Newsletter 2025 – 07
1 Office news
Mploy welcomes three new employees in October. Mr. Astrid Moehlig is transferring from an Antwerp office and will complete her internship in Westerlo. Mr. Fran Schellekens will begin her bar internship in October, also in Westerlo, and Mr. Selinay Yavuz will complete her bar internship at the Mploy office in Hasselt.
In social legislation, it's a fruitless search for the specific obligations of a project developer: after all, most laws focus on the client and/or contractor. This doesn't mean the project developer bears no responsibility for what happens on the construction site. Together with Conneqtr, Mploy organized a well-attended webinar on September 17, 2025, highlighting the project developer's social law responsibilities. Martijn Ronnen and Steven Renette .
On October 16, 2025, Steven Renette will begin the back-to-basic training for Prebes Limburg, where he will provide a presentation on workplace alcohol and drug evidence. More information can be found here
2 Jurisprudence – burnout is not a disability
Brussels Court of Appeal, 10 September 2024, AR 2022/AB/770, www.unia.be
Burnout does not constitute a disability within the meaning of the Discrimination Act (here)
A sales manager suffering from burnout was dismissed after several consecutive periods of incapacity for work. The C4 form listed “reorganization” as the cause of unemployment.
The employee believed the real reason for his dismissal was the burnout he was suffering from. He went to court to claim six months' salary in damages, alleging discrimination based on disability.
One of the (many) questions the Labour Court had to rule on was whether the burnout in question constitutes a disability within the meaning of the Discrimination Act. If the answer to this is affirmative, the affected employee may not be treated unequally compared to employees who do not suffer from burnout . Furthermore, the employer is obliged to implement reasonable adjustments so that the affected employee can continue to participate in the workforce.
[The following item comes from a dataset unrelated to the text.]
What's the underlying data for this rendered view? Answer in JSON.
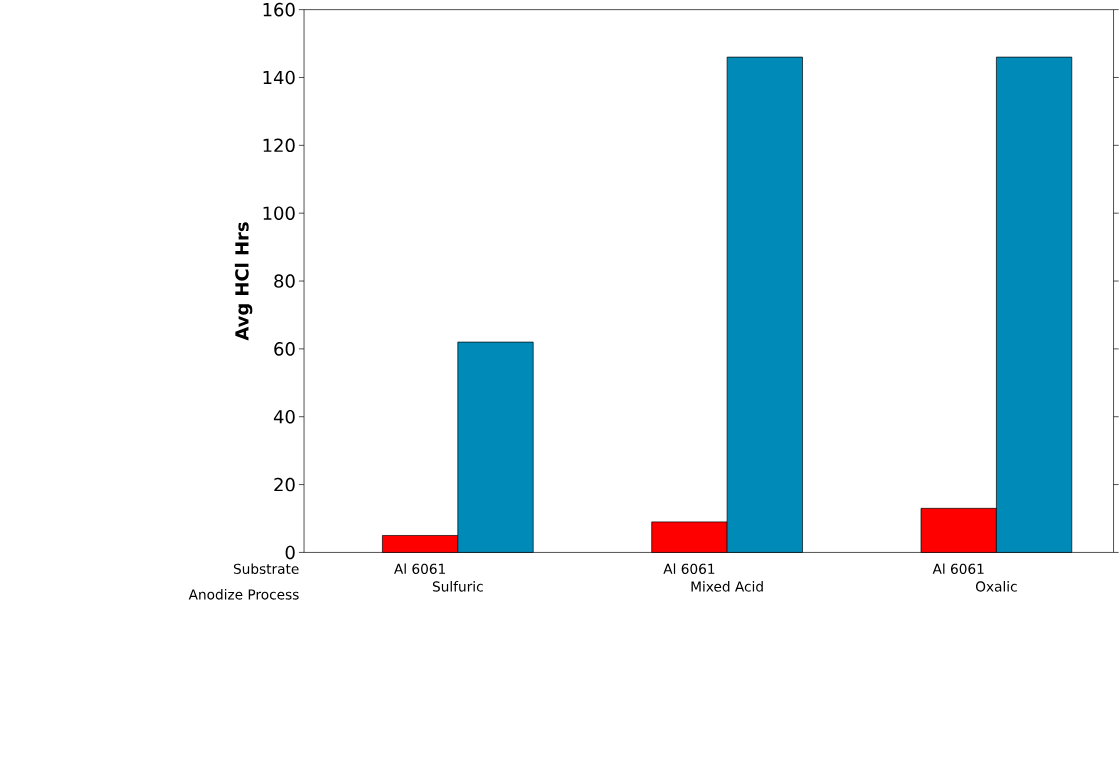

Finally, dismissal on the grounds of burnout is only permitted if its absence constitutes an essential and determining requirement for performing the job. Put differently: the employer will have to demonstrate that the job cannot possibly be performed by an employee *with* burnout.
Belgian labor law does not list conditions that qualify as "disabilities." Nor does a legal definition exist. It is the established case law of the Court of Justice that has led to a definition that qualifies "disability" as a long-term limitation resulting from a physical, mental, or psychological condition that, in interaction with other barriers, hinders the person's full and effective participation in professional life. To qualify as a "disability," each condition must be assessed against this definition.
It is essential that the limitation is long-term in nature. Long-term is contrasted here with short-term. to the question of how “long” short-term may be. The condition does not have to be incurable, but there is no minimum duration over which it must extend. What is established is that, at the time of the discriminatory act (here: the dismissal), there must not yet be any prospect of an imminent end to the incapacity (ECJ 01.12.2016, Daouidi, paragraph 59).
The Labor Court found that in this case, there was no question of a long-term condition due to the fact that, after an initial two-week period of incapacity, the employee submitted successive extensions for limited periods of 2, 3, or even 4 weeks each. From these short periods of incapacity, the Labor Court concluded that the employee's health could evolve rapidly. Such an assessment cannot be equated with the concept of "disability," which presupposes a long-term limitation. The general practitioner's certificate submitted during the proceedings, stating that the employee suffered from post-traumatic stress and that this hindered his professional development, was insufficient for the Labor Court to conclude that a "disability" existed. The employee's claim was rejected. He did partially retaliate on other grounds (but that goes beyond the scope of this contribution).
The general practitioner consulted by an employee with burnout symptoms faces a difficult dilemma: the legal protection of their patient under labor law benefits from a certificate for prolonged absence. This seems to be at odds with the gradually growing consensus that prolonged absence from work constitutes an obstacle rather than a bridge to sustainable reintegration.
Steven Renette, lawyer-partner
steven.renette@mploy.be
3 Jurisprudence – not every seller is a commercial representative
Antwerp Labor Court, Hasselt Division, July 23, 2025, unpublished
If a company doesn't actively seek out customers, but instead offers that clientele to itself through a "lead generator" on a website, and then hands that prospect over to a salesperson who goes on-site, that salesperson is not a sales representative.
The employer's company specializes in the manufacture and installation of solar panels, home batteries, charging stations, air conditioners and heat pumps.
A lead generator was installed on the company's website. This generated a list of interested customers requesting a quote. The company then assigned the potential customer to a salesperson. The salesperson then contacted the customer by phone, visited the location, and prepared a final quote.
The court points out that commercial representation within the meaning of the Employment Contracts Act requires that the employee not only visits customers but also actively seeks out customers.
That's not the case here. The employee isn't prospecting. The company itself does the prospecting through its website and the lead generator installed there.